Core thesis: AI agents as primary code producers necessitate new programming languages optimized for machine comprehension rather than human typing ergonomics.

Key shifts:

  • Code production cost collapse makes ecosystem breadth less critical
  • Agents work without full project context, requiring local reasoning
  • Explicitness beats brevity when comprehension happens in fragments
  • Measurement via agent performance enables empirical language design

Agent-friendly characteristics:

  • LSP-free comprehensibility (types visible locally)
  • Explicit delimiters over significant whitespace
  • Effect systems for implicit context
  • Results over exceptions for error handling
  • Trailing comma tolerance for diff stability
  • Qualified references for greppability
  • Predictable builds with single success/failure signal

Agent-hostile patterns:

  • Heavy macro usage
  • Barrel files and re-exports
  • Import aliasing
  • Flaky-test-prone mocking
  • Multiple divergent failure modes

Prediction: We will see new languages emerge targeting agent productivity first, with human ergonomics secondary.
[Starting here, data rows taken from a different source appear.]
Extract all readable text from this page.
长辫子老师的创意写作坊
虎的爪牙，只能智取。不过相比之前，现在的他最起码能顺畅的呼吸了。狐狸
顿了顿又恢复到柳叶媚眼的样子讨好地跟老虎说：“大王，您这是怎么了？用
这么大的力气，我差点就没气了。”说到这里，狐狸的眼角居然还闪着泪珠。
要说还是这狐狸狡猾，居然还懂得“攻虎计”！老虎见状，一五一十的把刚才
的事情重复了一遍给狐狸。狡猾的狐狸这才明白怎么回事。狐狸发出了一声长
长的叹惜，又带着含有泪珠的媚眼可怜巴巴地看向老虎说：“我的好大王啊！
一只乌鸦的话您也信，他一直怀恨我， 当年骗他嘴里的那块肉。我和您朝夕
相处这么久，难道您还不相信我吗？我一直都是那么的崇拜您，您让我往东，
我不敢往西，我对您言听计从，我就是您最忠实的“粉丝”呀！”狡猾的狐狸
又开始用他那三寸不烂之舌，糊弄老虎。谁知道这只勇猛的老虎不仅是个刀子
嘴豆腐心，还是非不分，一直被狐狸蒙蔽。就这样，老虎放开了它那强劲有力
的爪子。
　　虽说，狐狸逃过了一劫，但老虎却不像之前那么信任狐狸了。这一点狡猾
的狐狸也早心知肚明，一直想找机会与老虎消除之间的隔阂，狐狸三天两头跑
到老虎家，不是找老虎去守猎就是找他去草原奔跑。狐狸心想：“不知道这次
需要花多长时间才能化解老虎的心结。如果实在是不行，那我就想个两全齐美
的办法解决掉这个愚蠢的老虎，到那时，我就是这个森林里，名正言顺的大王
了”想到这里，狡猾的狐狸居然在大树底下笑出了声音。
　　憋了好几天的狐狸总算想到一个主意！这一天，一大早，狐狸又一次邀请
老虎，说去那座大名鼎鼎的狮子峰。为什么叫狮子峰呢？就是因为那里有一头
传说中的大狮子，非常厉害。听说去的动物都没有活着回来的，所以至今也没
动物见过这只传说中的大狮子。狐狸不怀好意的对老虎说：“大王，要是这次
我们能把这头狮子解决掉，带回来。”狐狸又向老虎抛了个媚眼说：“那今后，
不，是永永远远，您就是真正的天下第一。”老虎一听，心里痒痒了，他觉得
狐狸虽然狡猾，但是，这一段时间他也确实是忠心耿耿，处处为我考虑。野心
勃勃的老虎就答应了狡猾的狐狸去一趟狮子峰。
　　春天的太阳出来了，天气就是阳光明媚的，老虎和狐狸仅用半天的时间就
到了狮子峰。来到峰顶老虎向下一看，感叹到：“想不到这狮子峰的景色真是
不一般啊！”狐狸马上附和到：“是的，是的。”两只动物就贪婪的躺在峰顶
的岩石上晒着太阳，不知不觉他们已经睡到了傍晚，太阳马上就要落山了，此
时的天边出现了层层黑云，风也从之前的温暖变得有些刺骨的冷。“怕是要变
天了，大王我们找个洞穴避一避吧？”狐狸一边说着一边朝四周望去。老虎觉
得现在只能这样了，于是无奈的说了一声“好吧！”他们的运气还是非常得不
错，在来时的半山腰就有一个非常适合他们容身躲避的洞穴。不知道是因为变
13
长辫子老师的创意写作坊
The measurement infrastructure for evaluating these languages will be agent-based, enabling empirical optimization previously impossible.


Frequently Asked Questions

Q: Why can’t we just improve existing languages for agents rather than creating new ones?

A: We can and should improve existing languages, but fundamental design decisions (whitespace significance, type inference philosophy, error handling models) are baked into languages at deep levels. New languages allow clean-slate optimization for agent workflows without breaking changes to massive existing codebases.

Q: Doesn’t the vast amount of existing code prevent new language adoption?

A: The calculation changes when agents can port code across languages efficiently. A new language needs only sufficient agent productivity advantage to justify porting costs, not massive ecosystem parity from day one.

Q: Which existing languages are most agent-friendly today?

A: Based on the analysis, Go scores well on greppability, build predictability, and local reasoning. TypeScript performs well due to explicit typing and tooling maturity. Python and Swift face challenges from significant whitespace and complex tooling respectively, though both are usable with proper agent configuration.

Q: How do we measure if a language is “good for agents”?

A: Key metrics include: iterations required to correct solution, frequency of type-related errors without LSP, diff stability under modification, and test flakiness rates. These can be measured through controlled agent experiments without human survey bias.

Q: What’s the most important single feature for an agent-native language?

A: Local comprehensibility—the ability for an agent to correctly understand and modify code given only the immediate file context, without full project analysis or running language services.

Q: Will these languages be worse for human programmers?

A: Not necessarily. Many agent-friendly characteristics (explicitness, greppability, predictable builds) improve human experience too. The difference is prioritization: agent-native languages might accept verbosity that humans would traditionally resist, given agents don’t tire of typing.

Q: When will we see the first major agent-native language?

A: The infrastructure exists now. The first attempts are likely already underway in research and industrial labs. Widespread adoption depends on demonstrating sufficient productivity gains over incumbent languages in specific domains.

Q: How should teams evaluate whether to adopt an agent-native language?

A: Consider: (1) Is your domain greenfield enough to tolerate new language adoption? (2) Do you have agent-heavy workflows where productivity gains would compound? (3) Can you tolerate ecosystem immaturity in exchange for specific advantages? (4) Is your team willing to contribute to early ecosystem development?